A gag in the beginning involves Nate approaching members of the audience – two women and a man – as he makes eye contact with them while asking for their permission (“May I?”) before groping them. If they say no (and one of them does), he backs off; on the off-chance they say “You may,” he proceeds to feel them up. This moment is crucial not because of how charged its insolence is, but because as Nate, Palamides sets up a black and white – almost bordering on objectionable – picture of consent. “All you gotta do is ask,” Nate proclaims to the audience as a sort of a victory lap, as if suggesting that a consensual experience is only informed by the presence of verbal authorisation and not on the questionable degree of that very experience. By all means, an act of groping is textbook inappropriate behaviour but here’s what Nate needles the audience, and by extent, the viewer, to account for: Does it still count as misconduct if the person being groped claims they’re comfortable with it? 

It’s in the electrifying last stretch of the special that involves Nate’s date with his painting teacher (a muppet that the comedian voices herself) that Palamides reveals the grander intentions about constructing a collective definition of consent. It’s altogether impossible to see Nate’s final line of inquiry about a “bad date” coming, even more difficult to truly process the revelations that the response to that chilling crowd work suggest. At its heart, it’s a simple act of reckoning: a masterful deep-dive into subject areas that people are more comfortable pontificating about on the internet than talking about in person. 
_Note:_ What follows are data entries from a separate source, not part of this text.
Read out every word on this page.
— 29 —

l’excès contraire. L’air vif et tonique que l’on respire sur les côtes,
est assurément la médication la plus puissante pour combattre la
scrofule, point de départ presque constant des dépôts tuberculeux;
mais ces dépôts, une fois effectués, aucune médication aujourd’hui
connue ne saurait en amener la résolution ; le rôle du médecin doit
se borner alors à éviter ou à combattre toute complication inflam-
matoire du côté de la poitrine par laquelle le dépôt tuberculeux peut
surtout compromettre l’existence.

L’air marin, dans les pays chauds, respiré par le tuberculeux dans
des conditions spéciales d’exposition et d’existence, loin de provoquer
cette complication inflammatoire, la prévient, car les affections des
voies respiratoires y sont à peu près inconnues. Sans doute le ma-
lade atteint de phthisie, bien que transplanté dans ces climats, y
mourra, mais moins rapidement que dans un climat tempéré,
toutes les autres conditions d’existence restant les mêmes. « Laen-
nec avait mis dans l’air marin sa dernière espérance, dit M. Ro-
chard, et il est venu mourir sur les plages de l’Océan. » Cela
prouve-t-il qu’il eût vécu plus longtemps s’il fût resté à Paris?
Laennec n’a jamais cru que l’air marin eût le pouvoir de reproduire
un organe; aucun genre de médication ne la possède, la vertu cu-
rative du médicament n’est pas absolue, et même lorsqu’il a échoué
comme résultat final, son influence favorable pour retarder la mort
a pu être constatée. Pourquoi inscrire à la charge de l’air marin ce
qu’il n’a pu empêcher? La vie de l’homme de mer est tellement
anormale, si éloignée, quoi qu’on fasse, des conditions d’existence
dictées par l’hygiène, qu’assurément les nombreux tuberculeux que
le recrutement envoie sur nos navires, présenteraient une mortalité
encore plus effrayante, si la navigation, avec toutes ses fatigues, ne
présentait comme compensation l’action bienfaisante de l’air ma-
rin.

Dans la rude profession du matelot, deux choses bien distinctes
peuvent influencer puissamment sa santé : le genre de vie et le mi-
Palamides single handedly turns Nate: A One Man Show into an essential groundwork in compassion through her careful prodding. Through Nate, she doesn’t just relay the psyche of a man facing his transgressions, but more importantly, broadcasts his embarrassing struggle to do better in real time. The world watching him is held to task as well: the special succeeds in revealing as much about a viewer as it does about Nate, unpacking our individual blindspots with a sensitivity that we perhaps might not have bestowed on someone grappling with theirs.

On more than one occasion while watching the special, I kept thinking of just how easily Nate could have been one of the several men outed during the Me Too movement. That the show could give me enough reason to be able to empathise with someone like Nate without going out of its way to apologise for his transgressions is perhaps as a testament to how compelling this one man show is. After all, the greatest comedy specials aren’t the ones loaded with big punchlines but the ones that tell us the hard truths about the world around without making it seem like a preachy lesson.